2019年9月,一名叫约翰·巴斯克的囚犯因为贩运毒品被送进了美国俄克拉荷马州监狱,仅仅三天时间,突然被宣告死亡。
据官方声明,他的遗体上并无明显外伤。而其死亡原因很可能来自于一首火遍全球的洗脑儿歌——《鲨鱼宝宝》。
原来,在巴斯克被关进监狱后,常常和狱友一起被狱警将手臂反铐在背后,直挺挺地站立着,然后被迫听超高分贝的《鲨鱼宝宝》,一遍又一遍,每次时间长达数小时。
巴斯克死亡后,监狱中三名涉事雇员被囚犯大量投诉,最终他们因涉嫌虐待囚犯、体罚囚犯而遭到了刑事指控(其中包含一名已退休的监狱官员)。
检察官办公室认为,这些囚犯在“没有对狱警以及其他人构成威胁”、“甚至顺从着”、“没有进行任何反抗”的情况下,被迫听着循环播放的洗脑儿歌,这给他们带来了过度的精神压力,极其残忍且不人道。
诉讼中还引用了临床心理学家梅尔在《健康》杂志上发表的文章内容:长时间听大量高音和尖锐声音的歌曲不仅会伤害人的耳朵,还会引起大脑的痛苦反应。
因此,哪怕是听起来人畜无害的儿歌,长时间大音量地循环听起来,也无异于一种酷刑。
音乐虐囚事件并非偶然
约翰·巴斯克的死亡并不是偶然,事实上,音乐酷刑的历史由来已久,最早可以追溯到二战时期惨无人道的奥斯维辛集中营。
甚至在时间来到21世纪后,在臭名昭著的关塔那摩监狱,音乐虐囚的情况愈演愈烈。
关塔那摩监狱是美国军方于2002年在古巴关塔那摩湾海军基地所设置的一所军事监狱。
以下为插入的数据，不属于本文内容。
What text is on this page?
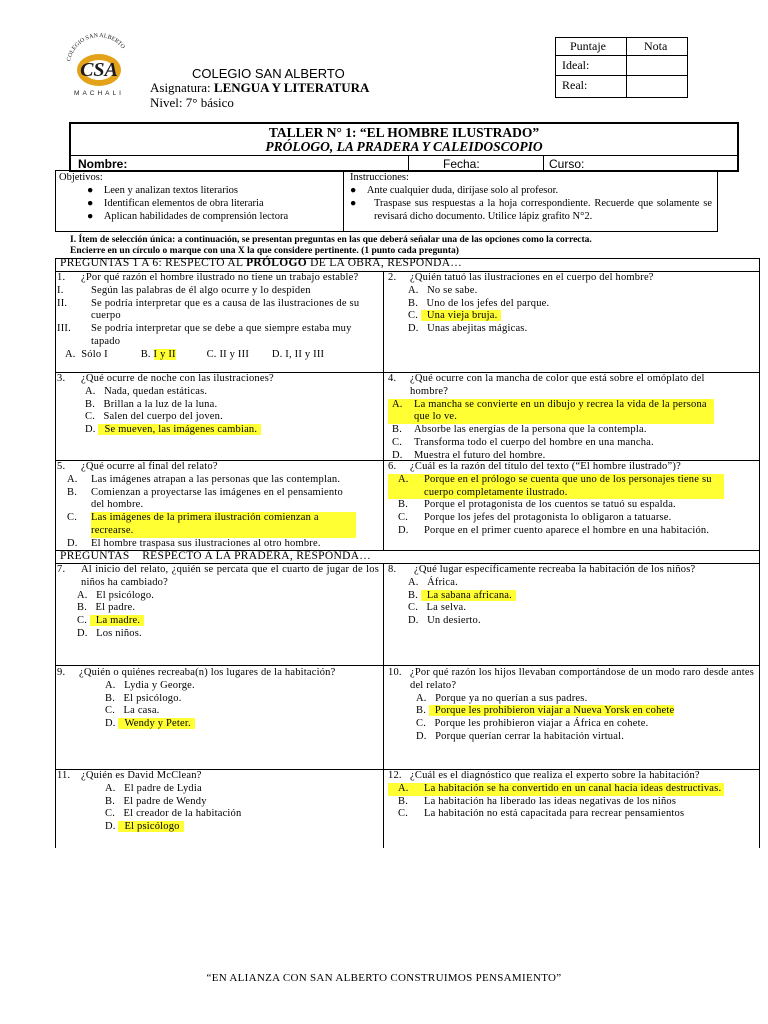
COLEGIO SAN ALBERTO
CSA
MACHALI
COLEGIO SAN ALBERTO
Asignatura: LENGUA Y LITERATURA
Nivel: 7° básico
Puntaje	Nota
Ideal:
Real:
TALLER N° 1: “EL HOMBRE ILUSTRADO”
PRÓLOGO, LA PRADERA Y CALEIDOSCOPIO
Nombre:	Fecha:	Curso:
Objetivos:
● Leen y analizan textos literarios
● Identifican elementos de obra literaria
● Aplican habilidades de comprensión lectora
Instrucciones:
● Ante cualquier duda, diríjase solo al profesor.
●	Traspase sus respuestas a la hoja correspondiente. Recuerde que solamente se revisará dicho documento. Utilice lápiz grafito N°2.
I. Ítem de selección única: a continuación, se presentan preguntas en las que deberá señalar una de las opciones como la correcta.
Encierre en un círculo o marque con una X la que considere pertinente. (1 punto cada pregunta)
PREGUNTAS 1 A 6: RESPECTO AL PRÓLOGO DE LA OBRA, RESPONDA…
1.	¿Por qué razón el hombre ilustrado no tiene un trabajo estable?
I.	Según las palabras de él algo ocurre y lo despiden
II.	Se podría interpretar que es a causa de las ilustraciones de su cuerpo
III.	Se podría interpretar que se debe a que siempre estaba muy tapado
A. Sólo I	B. I y II	C. II y III D. I, II y III
2.	¿Quién tatuó las ilustraciones en el cuerpo del hombre?
A. No se sabe.
B. Uno de los jefes del parque.
C. Una vieja bruja.
D. Unas abejitas mágicas.
3.	¿Qué ocurre de noche con las ilustraciones?
A. Nada, quedan estáticas.
B. Brillan a la luz de la luna.
C. Salen del cuerpo del joven.
D. Se mueven, las imágenes cambian.
4.	¿Qué ocurre con la mancha de color que está sobre el omóplato del hombre?
A.	La mancha se convierte en un dibujo y recrea la vida de la persona que lo ve.
B.	Absorbe las energías de la persona que la contempla.
C.	Transforma todo el cuerpo del hombre en una mancha.
D.	Muestra el futuro del hombre.
5.	¿Qué ocurre al final del relato?
A.	Las imágenes atrapan a las personas que las contemplan.
B.	Comienzan a proyectarse las imágenes en el pensamiento del hombre.
C.	Las imágenes de la primera ilustración comienzan a recrearse.
D.	El hombre traspasa sus ilustraciones al otro hombre.
6.	¿Cuál es la razón del título del texto (“El hombre ilustrado”)?
A.	Porque en el prólogo se cuenta que uno de los personajes tiene su cuerpo completamente ilustrado.
B.	Porque el protagonista de los cuentos se tatuó su espalda.
C.	Porque los jefes del protagonista lo obligaron a tatuarse.
D.	Porque en el primer cuento aparece el hombre en una habitación.
PREGUNTAS    RESPECTO A LA PRADERA, RESPONDA…
7.	Al inicio del relato, ¿quién se percata que el cuarto de jugar de los niños ha cambiado?
A. El psicólogo.
B. El padre.
C. La madre.
D. Los niños.
8.	¿Qué lugar específicamente recreaba la habitación de los niños?
A. África.
B. La sabana africana.
C. La selva.
D. Un desierto.
9.	¿Quién o quiénes recreaba(n) los lugares de la habitación?
A. Lydia y George.
B. El psicólogo.
C. La casa.
D. Wendy y Peter.
10. ¿Por qué razón los hijos llevaban comportándose de un modo raro desde antes del relato?
A. Porque ya no querían a sus padres.
B. Porque les prohibieron viajar a Nueva Yorsk en cohete
C. Porque les prohibieron viajar a África en cohete.
D. Porque querían cerrar la habitación virtual.
11.	¿Quién es David McClean?
A. El padre de Lydia
B. El padre de Wendy
C. El creador de la habitación
D. El psicólogo
12. ¿Cuál es el diagnóstico que realiza el experto sobre la habitación?
A.	La habitación se ha convertido en un canal hacia ideas destructivas.
B.	La habitación ha liberado las ideas negativas de los niños
C.	La habitación no está capacitada para recrear pensamientos
“EN ALIANZA CON SAN ALBERTO CONSTRUIMOS PENSAMIENTO”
20多年来,这里因屡次曝出虐囚和酷刑丑闻,早已成为人人喊打的“人权黑洞。
21世纪以来,随着流行音乐文化的深入发展,强迫囚犯长时间听震耳欲聋的流行乐,成为了最受审讯人员喜欢的新刑罚方式——他们不间断地播放着音乐,除了牢房内安装扩音器外,甚至连走廊上也都会放着大型音箱。
而这,也迅速成为了囚犯们最无法忍受的刑罚之一。
2004年,曾因冒险跑到阿富汗而沦为关塔那摩监狱囚犯的英籍穆斯林鲁哈尔·阿汗麦德获得释放,他回顾起自己两年的牢狱生涯,表示“其他刑罚都可以顶住,就是受不了美国流行乐的折磨”。
在监狱的日子里,他每天都被关在寒冷的黑暗牢笼里,被迫听十几小时的刺耳流行乐——不能上厕所,大小便都拉在裤子里。
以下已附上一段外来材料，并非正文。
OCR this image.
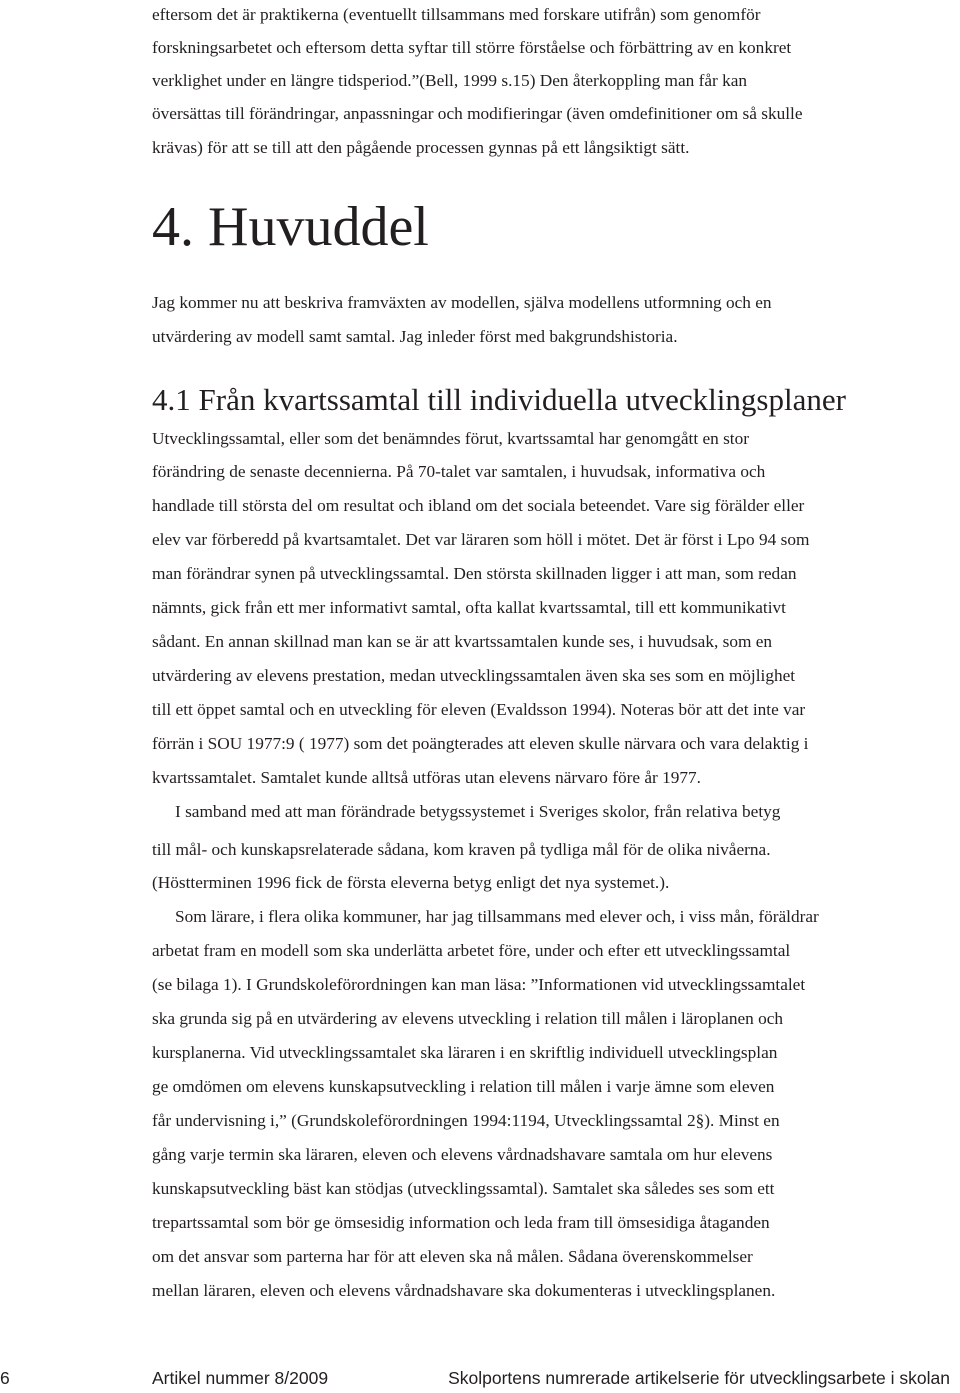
eftersom det är praktikerna (eventuellt tillsammans med forskare utifrån) som genomför
forskningsarbetet och eftersom detta syftar till större förståelse och förbättring av en konkret
verklighet under en längre tidsperiod.”(Bell, 1999 s.15) Den återkoppling man får kan
översättas till förändringar, anpassningar och modifieringar (även omdefinitioner om så skulle
krävas) för att se till att den pågående processen gynnas på ett långsiktigt sätt.
4. Huvuddel
Jag kommer nu att beskriva framväxten av modellen, själva modellens utformning och en
utvärdering av modell samt samtal. Jag inleder först med bakgrundshistoria.
4.1 Från kvartssamtal till individuella utvecklingsplaner
Utvecklingssamtal, eller som det benämndes förut, kvartssamtal har genomgått en stor
förändring de senaste decennierna. På 70-talet var samtalen, i huvudsak, informativa och
handlade till största del om resultat och ibland om det sociala beteendet. Vare sig förälder eller
elev var förberedd på kvartsamtalet. Det var läraren som höll i mötet. Det är först i Lpo 94 som
man förändrar synen på utvecklingssamtal. Den största skillnaden ligger i att man, som redan
nämnts, gick från ett mer informativt samtal, ofta kallat kvartssamtal, till ett kommunikativt
sådant. En annan skillnad man kan se är att kvartssamtalen kunde ses, i huvudsak, som en
utvärdering av elevens prestation, medan utvecklingssamtalen även ska ses som en möjlighet
till ett öppet samtal och en utveckling för eleven (Evaldsson 1994). Noteras bör att det inte var
förrän i SOU 1977:9 ( 1977) som det poängterades att eleven skulle närvara och vara delaktig i
kvartssamtalet. Samtalet kunde alltså utföras utan elevens närvaro före år 1977.
I samband med att man förändrade betygssystemet i Sveriges skolor, från relativa betyg
till mål- och kunskapsrelaterade sådana, kom kraven på tydliga mål för de olika nivåerna.
(Höstterminen 1996 fick de första eleverna betyg enligt det nya systemet.).
Som lärare, i flera olika kommuner, har jag tillsammans med elever och, i viss mån, föräldrar
arbetat fram en modell som ska underlätta arbetet före, under och efter ett utvecklingssamtal
(se bilaga 1). I Grundskoleförordningen kan man läsa: ”Informationen vid utvecklingssamtalet
ska grunda sig på en utvärdering av elevens utveckling i relation till målen i läroplanen och
kursplanerna. Vid utvecklingssamtalet ska läraren i en skriftlig individuell utvecklingsplan
ge omdömen om elevens kunskapsutveckling i relation till målen i varje ämne som eleven
får undervisning i,” (Grundskoleförordningen 1994:1194, Utvecklingssamtal 2§). Minst en
gång varje termin ska läraren, eleven och elevens vårdnadshavare samtala om hur elevens
kunskapsutveckling bäst kan stödjas (utvecklingssamtal). Samtalet ska således ses som ett
trepartssamtal som bör ge ömsesidig information och leda fram till ömsesidiga åtaganden
om det ansvar som parterna har för att eleven ska nå målen. Sådana överenskommelser
mellan läraren, eleven och elevens vårdnadshavare ska dokumenteras i utvecklingsplanen.
6	Artikel nummer 8/2009	Skolportens numrerade artikelserie för utvecklingsarbete i skolan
据说,关塔那摩监狱的“虐囚歌单”,几乎相当于一部30年来的欧美流行音乐史。有歌颂美国伟大的主旋律歌曲《生在美利坚》;有振奋人心、充满激情的《We Are The Champions》;甚至还有小甜甜布莱妮当年活泼轻快的舞曲。
当然,这其中,最受审讯人员欢迎、也是最常对犯人使用的还是能直击刺激耳膜的重金属音乐和工业音乐。
金属(Metallica)乐队的经典歌曲《Enter Sandman》和溺水池(Drowning Pool)乐队的《Bodies》是最常被播放的曲目。
审讯人员会故意挑选这些旋律或歌词容易刺激到囚犯的音乐,有时候甚至会硬逼囚犯戴上耳机,并把音量调到最大,这样“轰炸”数小时后,绝大部分人都会受不了而跪地求饶。
另一种常用的刑罚音乐,是那些虽然听起来柔和,但容易洗脑的儿歌。没错,除了《鲨鱼宝宝》,美国著名儿童节目《芝麻街》中的曲目也曾不幸充当了“刑具”的角色。
这些刑罚制定者非常了解音乐对大脑和心理的强大作用。负责向士兵教授心理战、包括用高分贝乐曲审讯囚犯的前美军高官丹·屈尔曾说过:噪音足以摧毁敌人的意志。
正如阿汗麦德在接受媒体采访时表示:如果是被毒打,暂且还能用想象力忘却痛苦,当刺耳的音乐在耳边盘旋数小时后,人就无法控制自己的大脑,容易产生幻觉,情绪也处在发疯的边缘。
他曾亲眼目睹许多囚犯受不了音乐折磨,企图用脑袋撞墙自杀。
而很多被释放的犯人也曾表示:音乐酷刑,是他们所受到的最痛苦和最严重的刑罚之一。
音乐家们的反抗
关塔那摩监狱使用“音乐虐囚”的消息一传出来,当时立即在社会上引起了轩然大波。
当然,有少部分摇滚乐队并不介意自己的音乐变成折磨人的工具,甚至引以为豪,比如Drowning Pool的贝斯手史蒂夫·班顿说:“连续几小时被大声音乐轰炸?这是美国孩子花钱才能享受到的待遇”。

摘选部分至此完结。